Make sure you always check a mentor’s experience and credentials – there are people out there advertising their services who are unqualified just looking to make a quick buck.
Choosing the right business mentor for you
How do you identify the right mentor and ensure there is a real connection between the two parties? It usually starts with an informal meeting to gauge any immediate connections, and then develops into an ongoing sequence of interactions that ideally build trust.
Herald says that it may seem like common sense, but choosing a mentor is rarely a “one size fits all” type of solution.
Says Herald, “For me, I go with the “no structured approach”. I don’t have set topics that I discuss with my clients each week. We discuss what is urgent for the client, then we get into areas of growth or any other area that needs attention. This then attracts a certain type of client to me. I don’t tend to have any extremely detailed and rigid types of clients as that is not the way I personally run my own businesses.”
Herald adds that doing research on the past of a potential mentor is essential.
“If you are looking for a mentor, research what they did BEFORE offering their mentoring services. You might be surprised,” says Herald.
More is more
Why stop at one mentor? Having multiple mentors on board with different backgrounds and skill sets will provide greater diversity of thinking and a more well-rounded experience.
What are the pitfalls of using a business mentor?
Of course, there are the instances where mentoring doesn’t work out, or perform as well as it should. Companies or individuals can potentially be disappointed with the results they see, especially when they have invested considerable time and money into the project. Without the proper planning and strategy in place, often a mentor program will fall short first time around. Common reasons for underperformance include:
- Unclear strategy
- Poor planning prior to implementation
- Picking the wrong mentor
- Weak relationship between mentor and mentee
- Lack of funding
- Weak company-wide commitment and support
Curtis has seen it all in his many years of experience, but says that an internal mentoring scheme can help to address these issues, provided that the buy in for the programme comes right from the top.
“I have seen too many schemes unconsciously sabotaged by no one senior actually saying that it is all right to release staff to be mentors. When we work with an organisation to set up their mentoring scheme, not only will we train the mentors, we train managers across all levels of the organisation to understand the expectations,” says Curtis.
Is a mentor program worth the investment?
Mentoring promises much, but it’s worth is generally backed up by facts. A 2016 Deloitte survey of millennials identified that of those intending to stay with an organisation for more than five years, most had received mentoring.
In another Deloitte survey in 2017, it was found that people who receive mentoring are better paid and feel more satisfied with both their job and their career progression. That’s a win-win right there.
What does a mentor cost?
Like anything, the investment you make can range from small to large, depending on your budget.
According to Justin Herald, businesses or people thinking about engaging a mentor should be thinking about value, not cost.
Says Herald, “It all comes down to value. Not so much the value a mentor says they can provide, but the value of their successes and how that will assist the person looking for a mentor.”
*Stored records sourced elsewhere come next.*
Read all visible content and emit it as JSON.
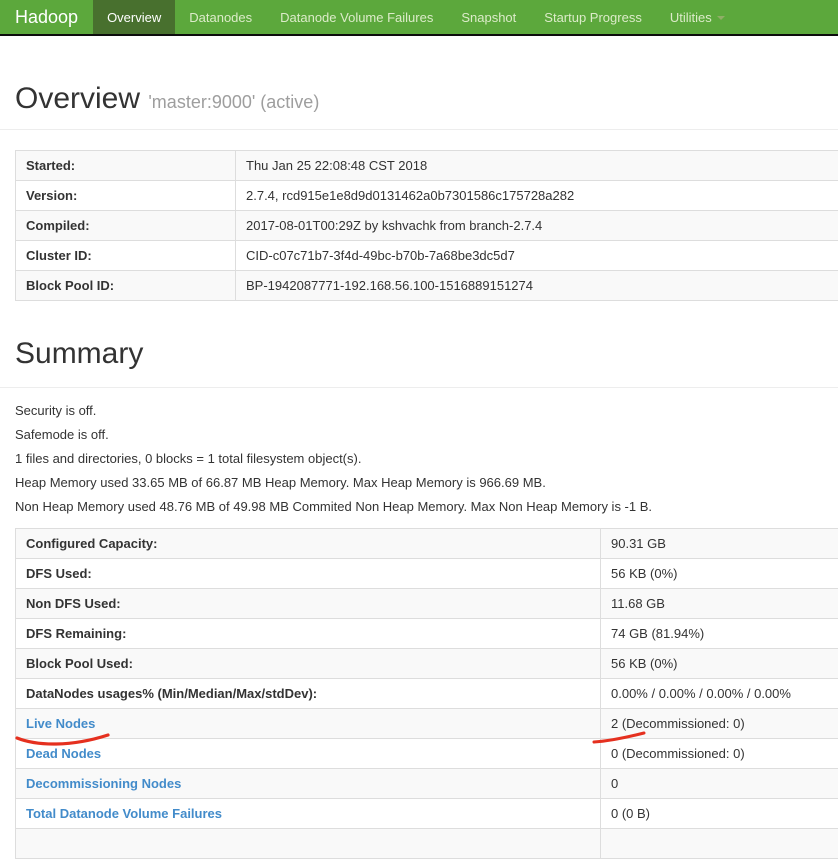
{
  "navbar": {
    "brand": "Hadoop",
    "items": [
      {
        "label": "Overview",
        "active": true
      },
      {
        "label": "Datanodes",
        "active": false
      },
      {
        "label": "Datanode Volume Failures",
        "active": false
      },
      {
        "label": "Snapshot",
        "active": false
      },
      {
        "label": "Startup Progress",
        "active": false
      },
      {
        "label": "Utilities",
        "active": false,
        "has_caret": true
      }
    ]
  },
  "overview": {
    "title": "Overview",
    "subtitle": "'master:9000' (active)",
    "info_table": {
      "rows": [
        {
          "label": "Started:",
          "value": "Thu Jan 25 22:08:48 CST 2018"
        },
        {
          "label": "Version:",
          "value": "2.7.4, rcd915e1e8d9d0131462a0b7301586c175728a282"
        },
        {
          "label": "Compiled:",
          "value": "2017-08-01T00:29Z by kshvachk from branch-2.7.4"
        },
        {
          "label": "Cluster ID:",
          "value": "CID-c07c71b7-3f4d-49bc-b70b-7a68be3dc5d7"
        },
        {
          "label": "Block Pool ID:",
          "value": "BP-1942087771-192.168.56.100-1516889151274"
        }
      ]
    }
  },
  "summary": {
    "title": "Summary",
    "paragraphs": [
      "Security is off.",
      "Safemode is off.",
      "1 files and directories, 0 blocks = 1 total filesystem object(s).",
      "Heap Memory used 33.65 MB of 66.87 MB Heap Memory. Max Heap Memory is 966.69 MB.",
      "Non Heap Memory used 48.76 MB of 49.98 MB Commited Non Heap Memory. Max Non Heap Memory is -1 B."
    ],
    "table": {
      "rows": [
        {
          "label": "Configured Capacity:",
          "value": "90.31 GB",
          "is_link": false
        },
        {
          "label": "DFS Used:",
          "value": "56 KB (0%)",
          "is_link": false
        },
        {
          "label": "Non DFS Used:",
          "value": "11.68 GB",
          "is_link": false
        },
        {
          "label": "DFS Remaining:",
          "value": "74 GB (81.94%)",
          "is_link": false
        },
        {
          "label": "Block Pool Used:",
          "value": "56 KB (0%)",
          "is_link": false
        },
        {
          "label": "DataNodes usages% (Min/Median/Max/stdDev):",
          "value": "0.00% / 0.00% / 0.00% / 0.00%",
          "is_link": false
        },
        {
          "label": "Live Nodes",
          "value": "2 (Decommissioned: 0)",
          "is_link": true
        },
        {
          "label": "Dead Nodes",
          "value": "0 (Decommissioned: 0)",
          "is_link": true
        },
        {
          "label": "Decommissioning Nodes",
          "value": "0",
          "is_link": true
        },
        {
          "label": "Total Datanode Volume Failures",
          "value": "0 (0 B)",
          "is_link": true
        }
      ]
    }
  },
  "annotations": {
    "description": "hand-drawn red underline marks on the Live Nodes row",
    "color": "#e5301f"
  },
  "colors": {
    "navbar_bg": "#5CA83C",
    "navbar_active_bg": "#48702E",
    "navbar_text": "#dcebc9",
    "link": "#428bca",
    "text": "#333333",
    "muted": "#9e9e9e",
    "table_border": "#dddddd",
    "stripe": "#f9f9f9"
  }
}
For SMEs, a mentoring program can deliver tangible results
It doesn’t matter if you’re a large or small team, most employers and employees can benefit from the unbiased and unfettered viewpoint of a mentor. Mentors are great for keeping your spirits high in tough times, and for helping you to capitalise on your wins and successes.
When you find the right solution for you and your company, you will be well on the way to achieving greater growth through improved productivity, staff retention, satisfaction and employee engagement.